Students whose native language is not English should submit appropriate documentation to Academic Programs and Advising to have their proficiency in reading, writing, listening and speaking in more than one language verified. The most common means of demonstrating proficiency is a transcript from high school that indicates the language of instruction in the student’s secondary school was a language other than English or that the student took courses in his or her native language as well as in English. Students who do not have such documentation should contact Academic Programs and Advising once on campus to discuss other options for demonstrating multilingual proficiency.
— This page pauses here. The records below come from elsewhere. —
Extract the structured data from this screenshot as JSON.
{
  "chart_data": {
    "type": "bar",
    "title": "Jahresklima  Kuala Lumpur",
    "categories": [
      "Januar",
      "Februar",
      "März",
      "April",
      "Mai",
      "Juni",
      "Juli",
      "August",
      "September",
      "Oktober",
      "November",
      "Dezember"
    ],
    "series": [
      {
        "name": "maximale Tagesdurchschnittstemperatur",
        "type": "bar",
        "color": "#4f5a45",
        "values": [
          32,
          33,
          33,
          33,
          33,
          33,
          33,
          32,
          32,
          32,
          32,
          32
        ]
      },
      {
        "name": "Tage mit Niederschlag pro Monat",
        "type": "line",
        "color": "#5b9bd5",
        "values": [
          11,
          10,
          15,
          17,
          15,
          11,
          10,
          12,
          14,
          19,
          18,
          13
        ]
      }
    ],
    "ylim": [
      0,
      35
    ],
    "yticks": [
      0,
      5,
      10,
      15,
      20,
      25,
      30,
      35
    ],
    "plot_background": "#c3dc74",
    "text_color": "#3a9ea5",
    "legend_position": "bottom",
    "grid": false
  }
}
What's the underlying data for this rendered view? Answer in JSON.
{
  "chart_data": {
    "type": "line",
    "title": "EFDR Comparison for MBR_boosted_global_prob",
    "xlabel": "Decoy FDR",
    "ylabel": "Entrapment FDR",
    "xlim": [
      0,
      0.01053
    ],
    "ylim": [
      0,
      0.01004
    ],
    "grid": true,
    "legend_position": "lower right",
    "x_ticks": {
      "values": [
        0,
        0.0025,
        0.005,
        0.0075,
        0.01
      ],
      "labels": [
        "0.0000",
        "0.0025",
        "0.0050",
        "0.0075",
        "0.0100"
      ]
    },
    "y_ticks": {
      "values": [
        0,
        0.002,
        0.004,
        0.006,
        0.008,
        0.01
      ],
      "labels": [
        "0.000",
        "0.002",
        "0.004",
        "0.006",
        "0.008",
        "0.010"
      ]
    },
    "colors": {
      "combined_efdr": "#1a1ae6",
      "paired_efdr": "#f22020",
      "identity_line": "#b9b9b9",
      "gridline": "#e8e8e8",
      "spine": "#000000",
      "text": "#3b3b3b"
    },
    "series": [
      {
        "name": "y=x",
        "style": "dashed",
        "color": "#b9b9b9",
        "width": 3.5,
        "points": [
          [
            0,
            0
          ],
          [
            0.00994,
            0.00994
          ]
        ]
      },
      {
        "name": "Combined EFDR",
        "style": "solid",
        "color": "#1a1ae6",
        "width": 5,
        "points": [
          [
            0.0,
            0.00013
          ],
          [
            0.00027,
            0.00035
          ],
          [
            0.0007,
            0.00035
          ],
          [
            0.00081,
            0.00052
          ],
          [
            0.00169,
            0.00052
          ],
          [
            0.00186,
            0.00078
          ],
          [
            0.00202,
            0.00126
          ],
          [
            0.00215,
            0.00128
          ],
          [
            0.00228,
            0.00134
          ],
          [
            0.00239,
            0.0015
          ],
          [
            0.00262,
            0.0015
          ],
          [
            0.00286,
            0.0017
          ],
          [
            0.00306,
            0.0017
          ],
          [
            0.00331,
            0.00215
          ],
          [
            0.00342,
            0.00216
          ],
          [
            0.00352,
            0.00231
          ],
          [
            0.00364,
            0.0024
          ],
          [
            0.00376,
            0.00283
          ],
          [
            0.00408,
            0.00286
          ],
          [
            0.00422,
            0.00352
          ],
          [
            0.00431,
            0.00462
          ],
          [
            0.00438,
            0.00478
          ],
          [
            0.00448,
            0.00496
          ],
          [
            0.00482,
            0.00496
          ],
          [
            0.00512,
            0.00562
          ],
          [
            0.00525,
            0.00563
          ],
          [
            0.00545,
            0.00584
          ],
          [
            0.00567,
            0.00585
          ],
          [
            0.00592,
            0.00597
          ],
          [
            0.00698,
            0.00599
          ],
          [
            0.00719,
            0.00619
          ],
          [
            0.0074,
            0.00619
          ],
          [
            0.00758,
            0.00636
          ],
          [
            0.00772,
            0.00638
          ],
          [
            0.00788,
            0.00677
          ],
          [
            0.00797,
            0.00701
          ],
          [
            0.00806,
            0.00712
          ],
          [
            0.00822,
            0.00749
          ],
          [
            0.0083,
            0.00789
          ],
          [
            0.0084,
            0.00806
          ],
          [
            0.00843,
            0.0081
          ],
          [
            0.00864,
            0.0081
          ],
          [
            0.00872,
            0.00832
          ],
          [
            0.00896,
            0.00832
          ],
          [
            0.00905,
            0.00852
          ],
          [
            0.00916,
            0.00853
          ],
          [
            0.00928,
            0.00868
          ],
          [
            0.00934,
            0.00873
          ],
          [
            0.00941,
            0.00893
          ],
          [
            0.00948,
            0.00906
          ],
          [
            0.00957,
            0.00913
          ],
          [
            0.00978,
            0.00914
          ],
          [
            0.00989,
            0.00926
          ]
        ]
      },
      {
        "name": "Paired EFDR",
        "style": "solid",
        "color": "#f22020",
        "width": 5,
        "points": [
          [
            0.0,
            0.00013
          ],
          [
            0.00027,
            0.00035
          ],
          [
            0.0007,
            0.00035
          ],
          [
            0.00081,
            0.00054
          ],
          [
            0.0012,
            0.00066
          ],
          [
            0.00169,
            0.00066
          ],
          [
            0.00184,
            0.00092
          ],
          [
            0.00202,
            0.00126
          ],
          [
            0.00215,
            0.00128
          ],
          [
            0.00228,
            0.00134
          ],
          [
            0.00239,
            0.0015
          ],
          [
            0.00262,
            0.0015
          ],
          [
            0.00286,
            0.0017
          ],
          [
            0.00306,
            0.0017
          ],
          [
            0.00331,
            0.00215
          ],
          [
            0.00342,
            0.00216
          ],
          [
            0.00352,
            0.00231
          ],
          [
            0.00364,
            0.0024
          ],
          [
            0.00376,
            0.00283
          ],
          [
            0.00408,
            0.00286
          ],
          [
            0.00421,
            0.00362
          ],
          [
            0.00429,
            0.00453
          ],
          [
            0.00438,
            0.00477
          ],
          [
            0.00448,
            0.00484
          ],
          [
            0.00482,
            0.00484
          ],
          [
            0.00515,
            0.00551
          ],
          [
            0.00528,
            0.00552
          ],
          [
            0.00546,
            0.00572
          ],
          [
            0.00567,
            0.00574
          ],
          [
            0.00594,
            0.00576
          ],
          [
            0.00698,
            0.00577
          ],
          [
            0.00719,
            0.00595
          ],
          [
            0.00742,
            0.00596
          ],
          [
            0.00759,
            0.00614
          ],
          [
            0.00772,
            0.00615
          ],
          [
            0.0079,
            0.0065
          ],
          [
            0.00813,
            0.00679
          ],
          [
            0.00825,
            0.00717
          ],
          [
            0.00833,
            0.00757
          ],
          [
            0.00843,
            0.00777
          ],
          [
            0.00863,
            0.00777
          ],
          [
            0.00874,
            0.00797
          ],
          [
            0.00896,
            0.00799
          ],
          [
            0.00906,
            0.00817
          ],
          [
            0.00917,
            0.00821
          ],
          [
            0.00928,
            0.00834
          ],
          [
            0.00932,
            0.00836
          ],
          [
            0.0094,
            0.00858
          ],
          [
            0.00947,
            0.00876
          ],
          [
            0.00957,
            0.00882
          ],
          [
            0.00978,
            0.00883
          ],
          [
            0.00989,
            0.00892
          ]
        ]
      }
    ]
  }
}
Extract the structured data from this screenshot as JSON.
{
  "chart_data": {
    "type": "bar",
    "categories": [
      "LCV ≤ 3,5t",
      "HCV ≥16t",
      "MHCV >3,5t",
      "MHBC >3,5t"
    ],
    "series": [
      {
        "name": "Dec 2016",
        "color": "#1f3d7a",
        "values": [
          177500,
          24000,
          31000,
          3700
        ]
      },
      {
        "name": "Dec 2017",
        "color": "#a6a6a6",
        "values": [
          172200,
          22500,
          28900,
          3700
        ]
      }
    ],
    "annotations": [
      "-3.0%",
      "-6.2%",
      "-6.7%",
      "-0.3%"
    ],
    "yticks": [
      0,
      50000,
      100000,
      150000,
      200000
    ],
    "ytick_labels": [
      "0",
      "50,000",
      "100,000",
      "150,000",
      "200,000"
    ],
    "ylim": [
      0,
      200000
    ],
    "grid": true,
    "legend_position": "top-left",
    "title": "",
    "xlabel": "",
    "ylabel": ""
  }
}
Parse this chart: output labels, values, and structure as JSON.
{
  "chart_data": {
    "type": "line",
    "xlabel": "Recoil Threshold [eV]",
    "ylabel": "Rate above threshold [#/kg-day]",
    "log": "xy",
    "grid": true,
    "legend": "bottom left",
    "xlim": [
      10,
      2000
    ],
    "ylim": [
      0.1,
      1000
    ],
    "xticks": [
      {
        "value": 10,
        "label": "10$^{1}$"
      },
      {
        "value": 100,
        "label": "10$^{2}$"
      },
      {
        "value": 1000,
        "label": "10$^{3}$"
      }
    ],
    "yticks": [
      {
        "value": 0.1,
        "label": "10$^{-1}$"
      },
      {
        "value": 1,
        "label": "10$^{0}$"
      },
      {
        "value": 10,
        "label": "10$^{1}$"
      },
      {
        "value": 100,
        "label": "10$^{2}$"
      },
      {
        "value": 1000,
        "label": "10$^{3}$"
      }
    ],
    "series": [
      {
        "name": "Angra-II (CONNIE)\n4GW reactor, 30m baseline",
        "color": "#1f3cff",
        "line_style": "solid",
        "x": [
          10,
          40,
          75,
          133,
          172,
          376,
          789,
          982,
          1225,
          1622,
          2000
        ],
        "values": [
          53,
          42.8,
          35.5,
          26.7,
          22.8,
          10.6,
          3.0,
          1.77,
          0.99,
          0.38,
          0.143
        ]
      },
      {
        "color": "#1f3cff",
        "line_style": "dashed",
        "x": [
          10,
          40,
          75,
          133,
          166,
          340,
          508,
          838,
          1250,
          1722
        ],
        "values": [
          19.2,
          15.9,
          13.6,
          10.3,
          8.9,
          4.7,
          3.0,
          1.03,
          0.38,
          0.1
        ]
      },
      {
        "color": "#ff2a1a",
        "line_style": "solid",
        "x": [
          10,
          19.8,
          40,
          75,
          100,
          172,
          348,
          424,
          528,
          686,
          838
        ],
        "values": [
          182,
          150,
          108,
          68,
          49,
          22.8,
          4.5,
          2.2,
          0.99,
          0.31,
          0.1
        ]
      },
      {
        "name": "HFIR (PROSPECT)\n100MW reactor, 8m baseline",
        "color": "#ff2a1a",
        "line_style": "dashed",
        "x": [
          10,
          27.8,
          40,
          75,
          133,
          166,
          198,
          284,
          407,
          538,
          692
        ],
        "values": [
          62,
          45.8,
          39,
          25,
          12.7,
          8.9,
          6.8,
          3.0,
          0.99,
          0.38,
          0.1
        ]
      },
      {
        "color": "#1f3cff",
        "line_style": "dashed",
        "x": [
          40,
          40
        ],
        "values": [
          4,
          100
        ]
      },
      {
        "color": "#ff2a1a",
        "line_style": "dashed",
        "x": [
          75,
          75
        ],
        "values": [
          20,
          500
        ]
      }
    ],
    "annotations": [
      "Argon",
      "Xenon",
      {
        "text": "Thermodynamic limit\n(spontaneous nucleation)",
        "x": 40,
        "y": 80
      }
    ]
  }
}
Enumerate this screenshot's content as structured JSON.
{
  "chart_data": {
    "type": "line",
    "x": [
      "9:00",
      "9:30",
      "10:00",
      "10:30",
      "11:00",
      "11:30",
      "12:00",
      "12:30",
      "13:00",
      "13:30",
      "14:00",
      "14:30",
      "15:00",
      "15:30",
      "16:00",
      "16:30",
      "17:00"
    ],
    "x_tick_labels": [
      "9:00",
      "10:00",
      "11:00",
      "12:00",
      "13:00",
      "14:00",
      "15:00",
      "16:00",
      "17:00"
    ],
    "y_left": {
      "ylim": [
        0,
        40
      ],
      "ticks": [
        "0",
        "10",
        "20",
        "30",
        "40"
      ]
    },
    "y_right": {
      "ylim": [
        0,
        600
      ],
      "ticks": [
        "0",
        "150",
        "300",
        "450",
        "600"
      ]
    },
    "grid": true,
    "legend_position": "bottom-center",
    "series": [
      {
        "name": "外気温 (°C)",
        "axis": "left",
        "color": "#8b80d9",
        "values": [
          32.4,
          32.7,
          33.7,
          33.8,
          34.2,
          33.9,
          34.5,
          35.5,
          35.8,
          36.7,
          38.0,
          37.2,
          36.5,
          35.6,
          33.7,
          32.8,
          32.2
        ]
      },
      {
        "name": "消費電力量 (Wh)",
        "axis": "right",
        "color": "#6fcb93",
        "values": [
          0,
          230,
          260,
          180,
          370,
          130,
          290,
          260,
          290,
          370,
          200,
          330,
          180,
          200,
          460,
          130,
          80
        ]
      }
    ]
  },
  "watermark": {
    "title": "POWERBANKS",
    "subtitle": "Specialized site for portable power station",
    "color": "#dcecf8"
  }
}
Students who have met our four semester proficiency requirement are welcome to take advanced level courses in that language or to pursue a new language at the appropriate level based on their preparation. Learn more about the World Languages Macalester offers.
Students who have previously studied another language have several options for determining placement.
Students who have a college level course in the language are free to register for the next course in the sequence.
Those who have taken a qualifying exam (i.e., SAT, AP, IB) may submit test scores to determine where in the language sequence they should begin.
Students who have not taken these exams, but will continue studying a language they pursued in high school, should place themselves in the course they feel is appropriate given their experience, course work, ability and the guidelines provided by the corresponding language department.
Students without college credit who wish to continue in the study of French, German or Spanish are required to take an online placement test, offered through a program called WebCape. The test is offered free of charge and will help students decide which course to take.
Instructions for taking the WebCape exam are as follows:
Enter the password: learninglanguages17 (all lower case)
Select the appropriate language.
Follow the instructions on screen. (For your ID number, use your student ID number, if known. If not, use 5551.)
The test takes approximately 15-20 minutes. At the end of the test the main screen appears indicating your score and the corresponding course to take.
The purpose of this test is to help you decide what level of language course to register for with a degree of confidence you will complete the course successfully. Accordingly, we require you take this test closed-book, with no assistance from others.
Students who have studied Japanese or Chinese in high school are invited to take a placement test during orientation to confirm which course is most appropriate. The placement test will be on Friday, September 1, 8:00 a.m.